La legge 211 del 20 luglio 2000 ha istituito la Giornata della Memoria in ricordo dello sterminio e delle persecuzioni del popolo ebraico e dei deportati militari nei campi nazisti, ma questi ultimi sono stati a lungo dimenticati: almeno per quarant’anni.

IMI. Acronimo di Internati militari italiani. Dopo la firma dell’armistizio tra l’Italia di Badoglio e gli alleati Angloamericani, l’otto settembre del 1943, i Tedeschi fecero prigionieri un milione di militari italiani: 196mila scamparono alla deportazione, 13mila persero la vita nel siluramento delle navi inglesi che trasportavano i militi dalle isole greche alla terraferma, 94mila furono quelli che decisero di passare sul fronte opposto, 710mila i militari deportati nei campi di concentramento in Germania.

Tra loro, anche Pasquale Rennis, originario di Cosenza, catturato e fatto prigioniero in Francia, dov’era stato mandato a combattere. Trasferito in Germania, finì in un campo di concentramento e fu destinato al lavoro coatto che, nel suo caso, consisteva nella raccolta delle macerie degli edifici bombardati dagli aeroplani alleati.

Tornò in Calabria dopo una prigionia durata quasi due anni e un viaggio lungo e tormentato.
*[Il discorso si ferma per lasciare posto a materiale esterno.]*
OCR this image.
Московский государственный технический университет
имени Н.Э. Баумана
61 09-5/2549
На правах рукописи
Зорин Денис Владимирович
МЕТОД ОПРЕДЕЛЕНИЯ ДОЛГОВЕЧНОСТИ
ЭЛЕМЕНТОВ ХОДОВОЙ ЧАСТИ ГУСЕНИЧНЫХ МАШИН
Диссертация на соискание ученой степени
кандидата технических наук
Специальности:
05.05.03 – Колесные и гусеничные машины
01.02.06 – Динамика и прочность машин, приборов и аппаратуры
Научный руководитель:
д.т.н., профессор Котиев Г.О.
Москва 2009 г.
Francesca Rennis, docente di Storia e Filosofia nei licei di Belvedere Marittimo, membro del direttivo provinciale ANPI di Cosenza e dell’Istituto calabrese per la Storia dell’Antifascismo e dell’Italia contemporanea, racconta la storia del padre Pasquale e degli altri militari internati nei campi di concentramento della Germania.

Al fine di escludere le garanzie riconosciute dalla Convenzione internazionale di Ginevra, Hitler ottenne che lo status giuridico dei militari italiani passasse da prigionieri di guerra a internati militari. Dall’autunno 1944, la condizione dei nostri militi fu semplicemente quella di lavoratori civili: in questo modo venne loro negata l’assistenza da parte della Croce Rossa.

I più fortunati vennero impiegati nelle fattorie e nelle campagne. Gli altri, nell’industria bellica, per la produzione dei missili a lunga gittata V2. Vestiti della sola divisa estiva che avevano addosso al momento dell’arresto, i prigionieri lavoravano in media nove ore al giorno, a fronte di un’alimentazione a basso importo calorico, che nei giorni più fortunati si arricchiva di topi, rane, bucce di patate e rape.

Cinquantamila internati militari italiani morirono durante la prigionia a causa di lavoro forzato, malnutrizione, epidemie, esecuzioni militari e bombardamenti. Altrettanti sarebbero deceduti negli anni a venire, una volta tornati in Italia. Liberati i campi di concentramento, i militari internati italiani dovettero organizzarsi da soli il viaggio verso casa. Molti, presentatisi ai distretti militari di appartenenza, si sentirono dire che, prima di riabbracciare i propri cari, avrebbero dovuto completare il servizio di leva.